The smartphone has become so omnipresent that you can barely even see a human without one. But, have smartphones completely obviated the need for the true scholar?

After all, this new breed of tech-savvy mobile devotees can’t all be bona fide intellects. People have been arguing about whether these new smartphones will create a generation of ADHD-suffering consumers who lack a real connection to their fellow humans. Will this encourage humanity to become even more narcissistic, devoid of compassion and self-awareness?

We have all become dependent on gadgets. We will have to turn our attention to the humanist side of ourselves.

Certainly, though, smartphones have taken many of the irritations associated with our previously restrictive lifestyles and lives of our parents and grandparents and applied them to a new generation of humans. Things like homework, housework and other menial tasks have all become even more irritating and arduous. Those with jobs are constantly envious of the unemployed and the middle-class who can live with themselves every day without needing to go to the supermarket. Many young people are suddenly having to work full-time in order to pay for the smartphones they’re so addicted to.

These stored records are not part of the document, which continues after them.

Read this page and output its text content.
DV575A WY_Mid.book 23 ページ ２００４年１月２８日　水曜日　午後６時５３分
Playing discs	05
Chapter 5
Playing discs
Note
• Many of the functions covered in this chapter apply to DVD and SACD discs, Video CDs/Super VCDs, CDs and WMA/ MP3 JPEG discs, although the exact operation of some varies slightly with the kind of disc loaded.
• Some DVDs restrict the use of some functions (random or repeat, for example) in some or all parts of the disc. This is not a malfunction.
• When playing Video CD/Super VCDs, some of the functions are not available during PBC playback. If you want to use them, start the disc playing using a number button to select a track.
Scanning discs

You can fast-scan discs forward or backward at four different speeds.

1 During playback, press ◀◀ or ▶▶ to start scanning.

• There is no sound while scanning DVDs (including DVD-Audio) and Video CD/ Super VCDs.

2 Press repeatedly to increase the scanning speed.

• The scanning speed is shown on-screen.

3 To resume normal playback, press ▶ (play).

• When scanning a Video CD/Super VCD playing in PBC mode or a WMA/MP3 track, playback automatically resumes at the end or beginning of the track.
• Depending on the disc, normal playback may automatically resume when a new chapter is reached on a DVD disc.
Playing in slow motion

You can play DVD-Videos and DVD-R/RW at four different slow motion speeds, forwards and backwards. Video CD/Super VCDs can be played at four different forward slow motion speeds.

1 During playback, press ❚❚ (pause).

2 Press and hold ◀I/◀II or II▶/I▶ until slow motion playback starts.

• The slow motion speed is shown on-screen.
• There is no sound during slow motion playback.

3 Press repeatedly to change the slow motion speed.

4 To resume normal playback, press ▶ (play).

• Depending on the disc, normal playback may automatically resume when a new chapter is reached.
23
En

It’s not all bad, though. Using technology, in general, has increased the quality of our lives significantly. Before the advent of the digital revolution, we were dependent on the postal service, phone boxes, fax machines, paper, petrol stations and photocopiers for almost all of the ways in which we recorded information. Now, we can essentially self-publish anything and post it to the world on the world’s largest paper-based website.

I believe the digital revolution has created a new and interwoven generation of smart people.

Of course, a different kind of revolution has also taken place. For the first time in history, technology has permanently altered our cultural landscape and brought us together in a way that we haven’t been before.

Though most of us grew up with relatively few boundaries between what we could see and what we could do, it was often the case that people were very much defined by the experiences that they had before they grew up. Before the digital revolution, we were often taught in school that “kids today” were still relying on analogue devices like the radio and a colour TV to play games and watch films. But, smartphones have been a game changer in the education of the future generations.

Today, they are being taught the way that we were taught in the 1980s, with the internet a basic part of their curriculum. Schools have been flooded with these modern devices, which have become an integral part of life for the next generation.

There are exciting, exciting new things coming, but it’s already clear that they are not going to replace our grandparents and the rest of us as workers. We will still be working and working is something that is better for the soul than being online and playing video games.